Watching a slightly chubbier Rundgren do guitar windmills during “Love of the Common Man,” his bleached hair waving around as the stage lights reflects off his sunglasses, it’s clear that he regrets nothing. He may have dabbled in synthesizer noodling and sound effects during his stranger 70s moments, but the man doesn’t have the slightest trace of avant garde impulse in him. An unembarrassed hippie and romantic, Rundgren has always performed zealously—dressing in sequined unitards, painting his eyes with glitter, holding out the mic for a crowd sing-along—and he continues in this tradition today, albeit more reservedly, as if punk never happened. He takes an obvious pride in pleasing his audience, and hasn’t, even at his most iconoclastic, ever succumbed to mere artistic stubbornness.
But for better or worse, stubbornness is a valued commodity among record collectors and harder-core canon nerds—the people who, equally stubbornly, equate serious music fandom with a knowledge of pop tradition beyond that on radio stations like The Bay. Thus one struggles to find a single chronologically post-punk band who lists Rundgren as a major influence, unlike the Great Stubborn Solo Artists—Dylan, Neil Young, Elvis Costello, Reed and Chilton, even Tom Waits or Scott Walker—whose influence seem limitless.

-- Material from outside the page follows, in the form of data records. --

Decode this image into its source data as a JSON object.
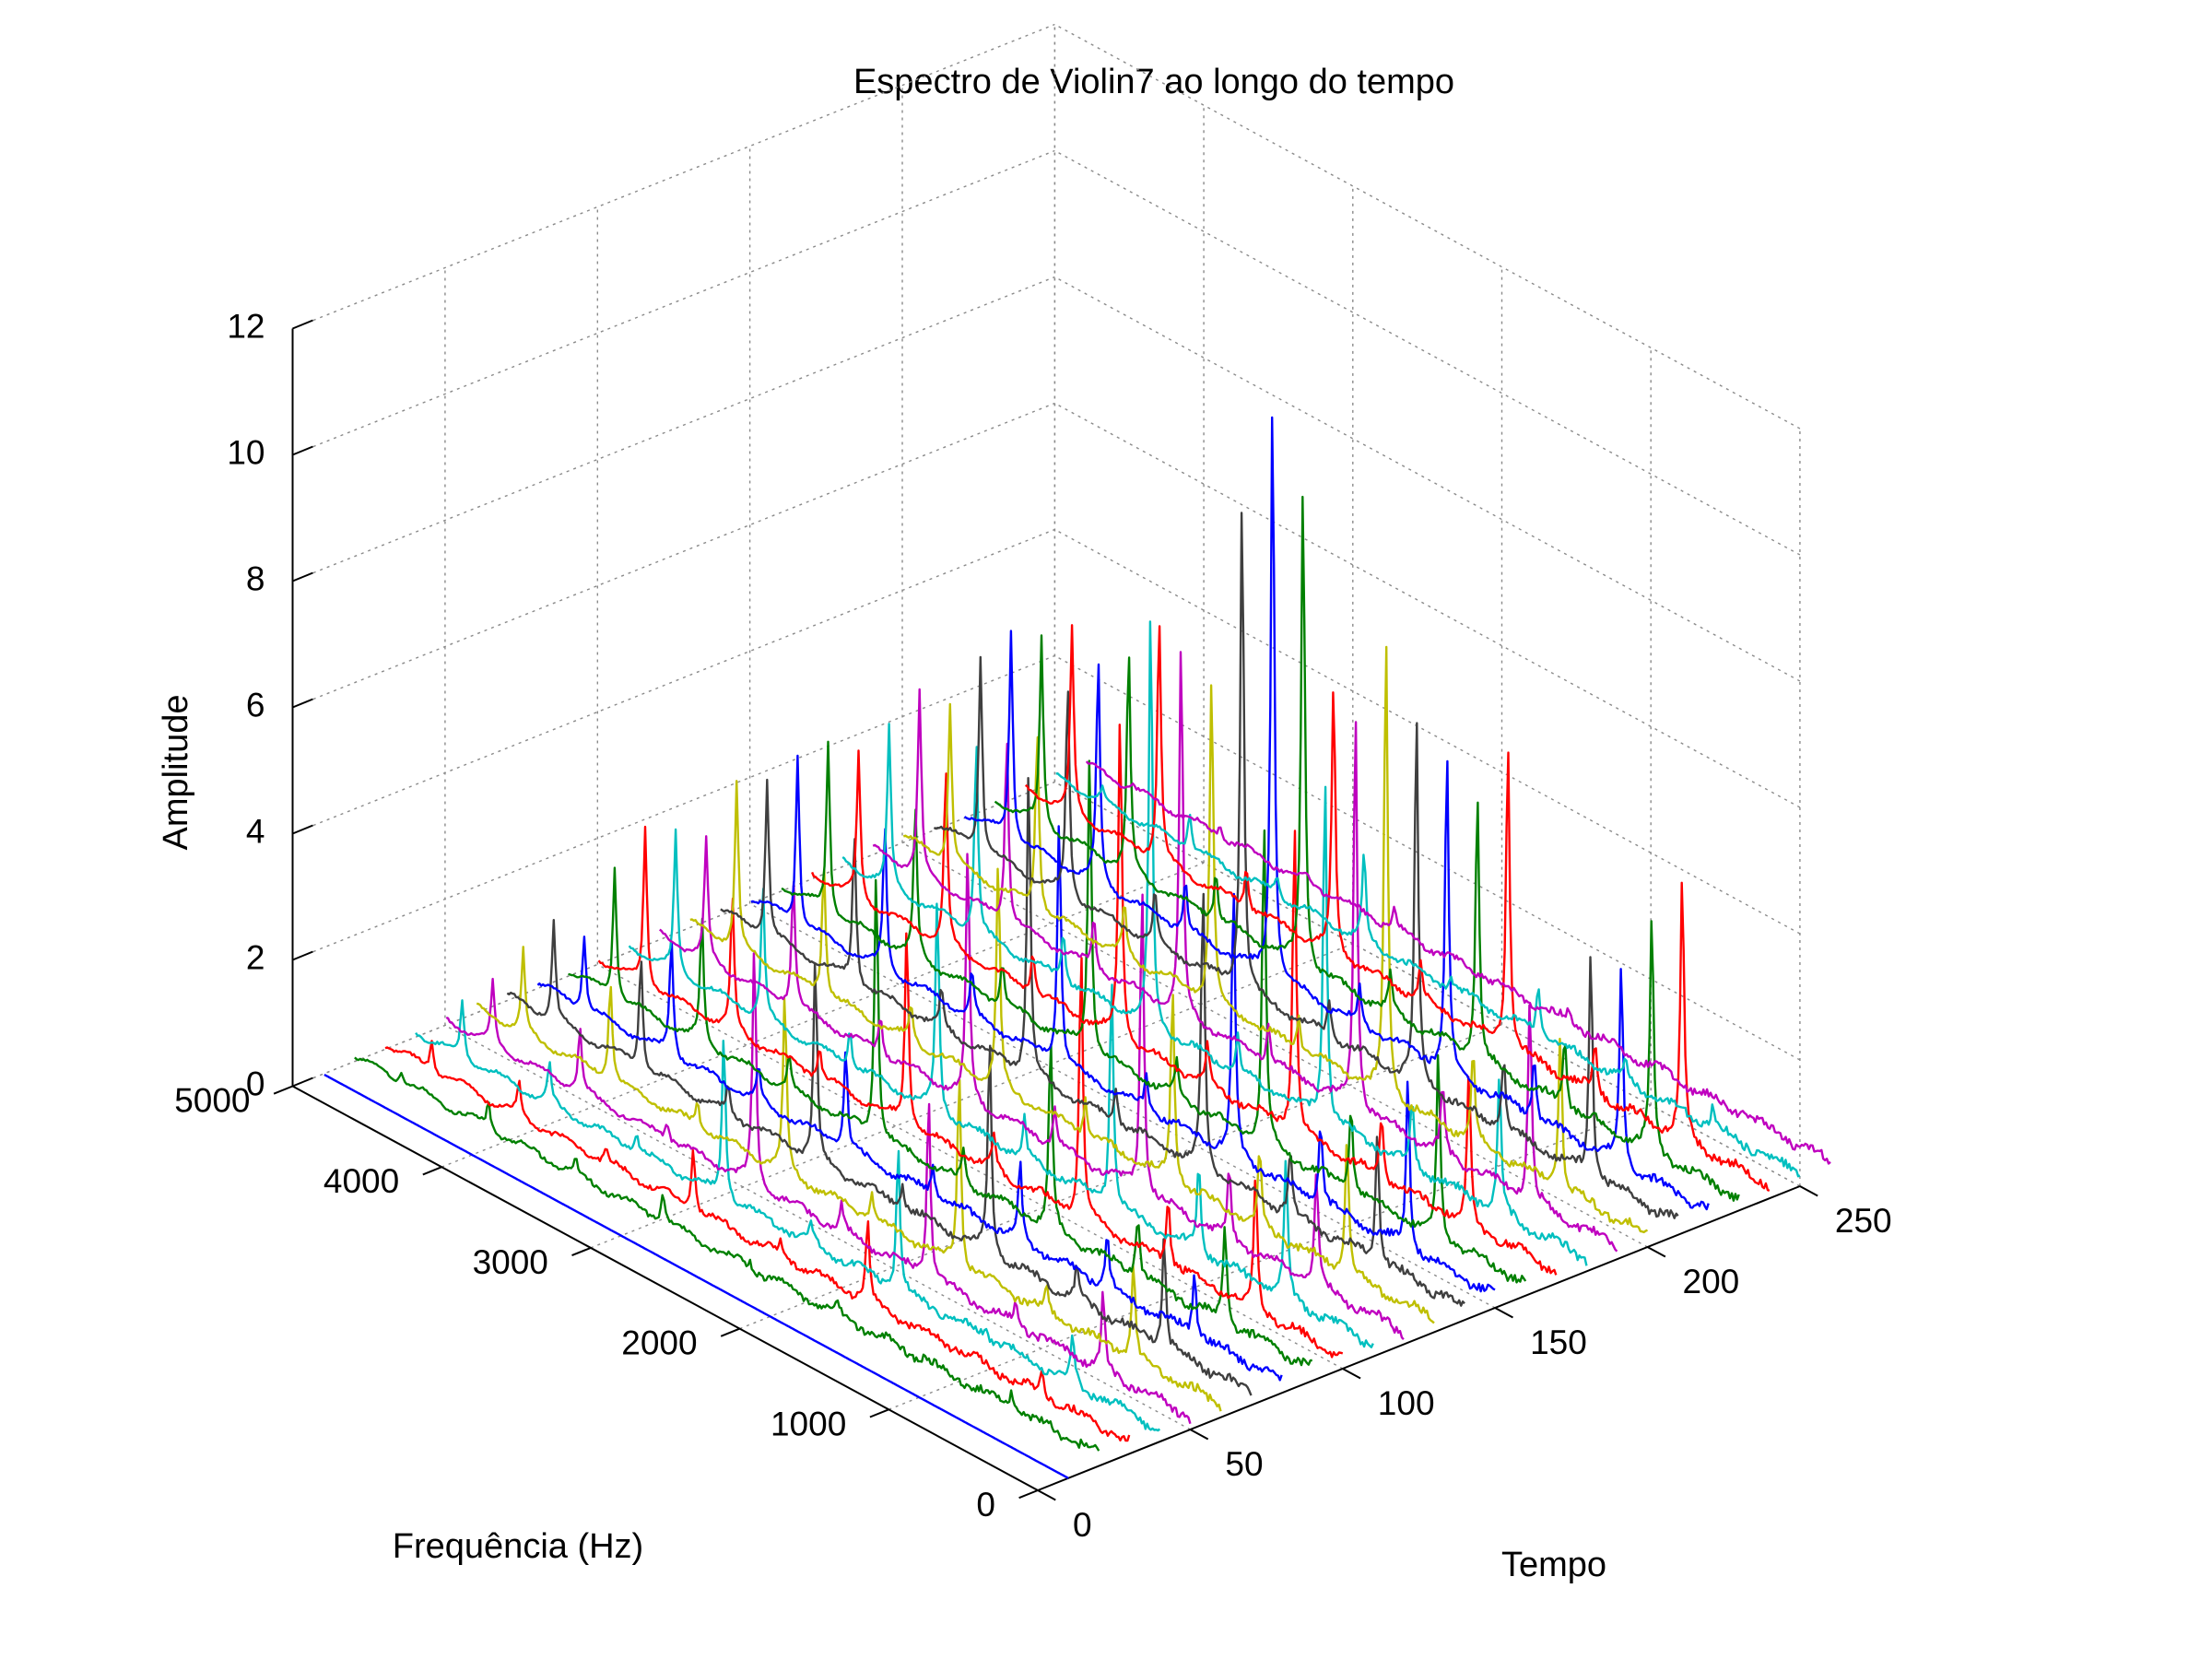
{
  "chart_data": {
    "type": "line",
    "view": "3d-waterfall",
    "title": "Espectro de Violin7 ao longo do tempo",
    "xlabel": "Frequência (Hz)",
    "ylabel": "Tempo",
    "zlabel": "Amplitude",
    "xlim": [
      0,
      5000
    ],
    "ylim": [
      0,
      250
    ],
    "zlim": [
      0,
      12
    ],
    "xticks": [
      "0",
      "1000",
      "2000",
      "3000",
      "4000",
      "5000"
    ],
    "yticks": [
      "0",
      "50",
      "100",
      "150",
      "200",
      "250"
    ],
    "zticks": [
      "0",
      "2",
      "4",
      "6",
      "8",
      "10",
      "12"
    ],
    "grid": true,
    "legend": "none",
    "color_cycle": [
      "#0000ff",
      "#008000",
      "#ff0000",
      "#00bfbf",
      "#bf00bf",
      "#bfbf00",
      "#3f3f3f"
    ],
    "fundamental_hz": 585,
    "harmonics_hz": [
      585,
      1170,
      1755,
      2340,
      2925,
      3510,
      4095,
      4680
    ],
    "noise_floor": 0.15,
    "series": [
      {
        "time": 10,
        "peaks": [
          0,
          0,
          0,
          0,
          0,
          0,
          0,
          0
        ]
      },
      {
        "time": 20,
        "peaks": [
          0.3,
          0.1,
          0.2,
          0.1,
          0.5,
          0.2,
          0.4,
          0.2
        ]
      },
      {
        "time": 30,
        "peaks": [
          0.4,
          0.1,
          1.3,
          0.2,
          1.0,
          0.2,
          0.5,
          0.5
        ]
      },
      {
        "time": 40,
        "peaks": [
          0.7,
          0.2,
          2.3,
          0.3,
          2.6,
          0.3,
          0.6,
          0.9
        ]
      },
      {
        "time": 50,
        "peaks": [
          1.2,
          0.3,
          2.9,
          0.4,
          3.8,
          0.3,
          1.0,
          1.0
        ]
      },
      {
        "time": 60,
        "peaks": [
          1.5,
          0.4,
          3.1,
          0.4,
          2.8,
          0.4,
          1.6,
          1.3
        ]
      },
      {
        "time": 70,
        "peaks": [
          1.8,
          0.5,
          3.4,
          0.4,
          3.2,
          0.4,
          1.8,
          1.6
        ]
      },
      {
        "time": 80,
        "peaks": [
          1.0,
          0.9,
          1.2,
          0.5,
          1.6,
          0.5,
          1.9,
          1.2
        ]
      },
      {
        "time": 90,
        "peaks": [
          1.6,
          1.0,
          3.0,
          0.5,
          4.3,
          0.5,
          2.0,
          2.1
        ]
      },
      {
        "time": 100,
        "peaks": [
          2.1,
          1.1,
          4.3,
          0.5,
          3.2,
          0.5,
          2.1,
          2.5
        ]
      },
      {
        "time": 110,
        "peaks": [
          2.2,
          1.4,
          3.7,
          0.6,
          3.4,
          0.6,
          2.1,
          2.2
        ]
      },
      {
        "time": 120,
        "peaks": [
          1.8,
          1.1,
          5.0,
          0.6,
          4.0,
          0.6,
          2.1,
          1.9
        ]
      },
      {
        "time": 130,
        "peaks": [
          2.2,
          1.2,
          3.1,
          0.6,
          3.6,
          0.6,
          2.1,
          2.6
        ]
      },
      {
        "time": 140,
        "peaks": [
          2.1,
          1.0,
          4.5,
          0.6,
          4.9,
          0.6,
          2.4,
          2.5
        ]
      },
      {
        "time": 150,
        "peaks": [
          2.8,
          1.3,
          4.3,
          0.6,
          4.0,
          0.7,
          2.3,
          2.7
        ]
      },
      {
        "time": 160,
        "peaks": [
          2.9,
          1.4,
          5.2,
          0.6,
          4.8,
          0.7,
          2.4,
          2.7
        ]
      },
      {
        "time": 170,
        "peaks": [
          2.4,
          1.0,
          5.0,
          0.6,
          5.2,
          0.7,
          2.8,
          2.3
        ]
      },
      {
        "time": 180,
        "peaks": [
          2.2,
          1.0,
          5.6,
          0.6,
          6.6,
          0.8,
          3.1,
          2.5
        ]
      },
      {
        "time": 190,
        "peaks": [
          3.3,
          1.1,
          6.4,
          0.6,
          5.9,
          0.8,
          3.0,
          2.9
        ]
      },
      {
        "time": 200,
        "peaks": [
          2.5,
          1.4,
          7.4,
          0.6,
          5.2,
          0.8,
          2.9,
          2.5
        ]
      },
      {
        "time": 210,
        "peaks": [
          3.6,
          1.2,
          5.9,
          0.6,
          7.9,
          0.8,
          3.4,
          3.1
        ]
      },
      {
        "time": 220,
        "peaks": [
          3.2,
          1.0,
          5.1,
          0.6,
          9.3,
          0.8,
          3.6,
          3.3
        ]
      },
      {
        "time": 230,
        "peaks": [
          3.8,
          1.1,
          4.3,
          0.6,
          7.8,
          0.8,
          3.5,
          3.0
        ]
      },
      {
        "time": 240,
        "peaks": [
          4.2,
          0.8,
          4.9,
          0.6,
          4.3,
          0.7,
          3.9,
          2.9
        ]
      },
      {
        "time": 250,
        "peaks": [
          0.4,
          0.3,
          0.8,
          0.2,
          1.4,
          0.3,
          0.6,
          0.2
        ]
      },
      {
        "time": 260,
        "peaks": [
          0.1,
          0.1,
          0.2,
          0.1,
          0.3,
          0.1,
          0.2,
          0.1
        ]
      }
    ]
  }
}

Rundgren’s Baltimore stop, which by all accounts was similar to the recent shows in support of his 2008 album Arena, would do little to persuade those heretofore unconvinced of the man’s greatness. In the middle third particularly, the band played through some pretty faceless butt-rock that wouldn’t be out of line at a State Fair gig. And Rundgren’s current touring lineup, while featuring Utopia bassist Kasim Sulton on keys and guitar, doesn’t play as nimbly as that older group, going instead for pile-driving force. But the crowd loved it, and that’s always been Rundgren’s intent, from at least back when he printed the names of all his fan club members on a poster included in the first pressing of Todd. He closed with fan favorite “Just One Victory,” and shook hands and tossed his guitar picks as he walked offstage, signing outstretched LPs in the process. And it was a certain kind of inspiring fun to watch a 60-year-old man and living legend do partially arthritic leg kicks and belt a heart-on-sleeve anthem like “I Saw The Light” as if doing that kind of thing never stopped being cool.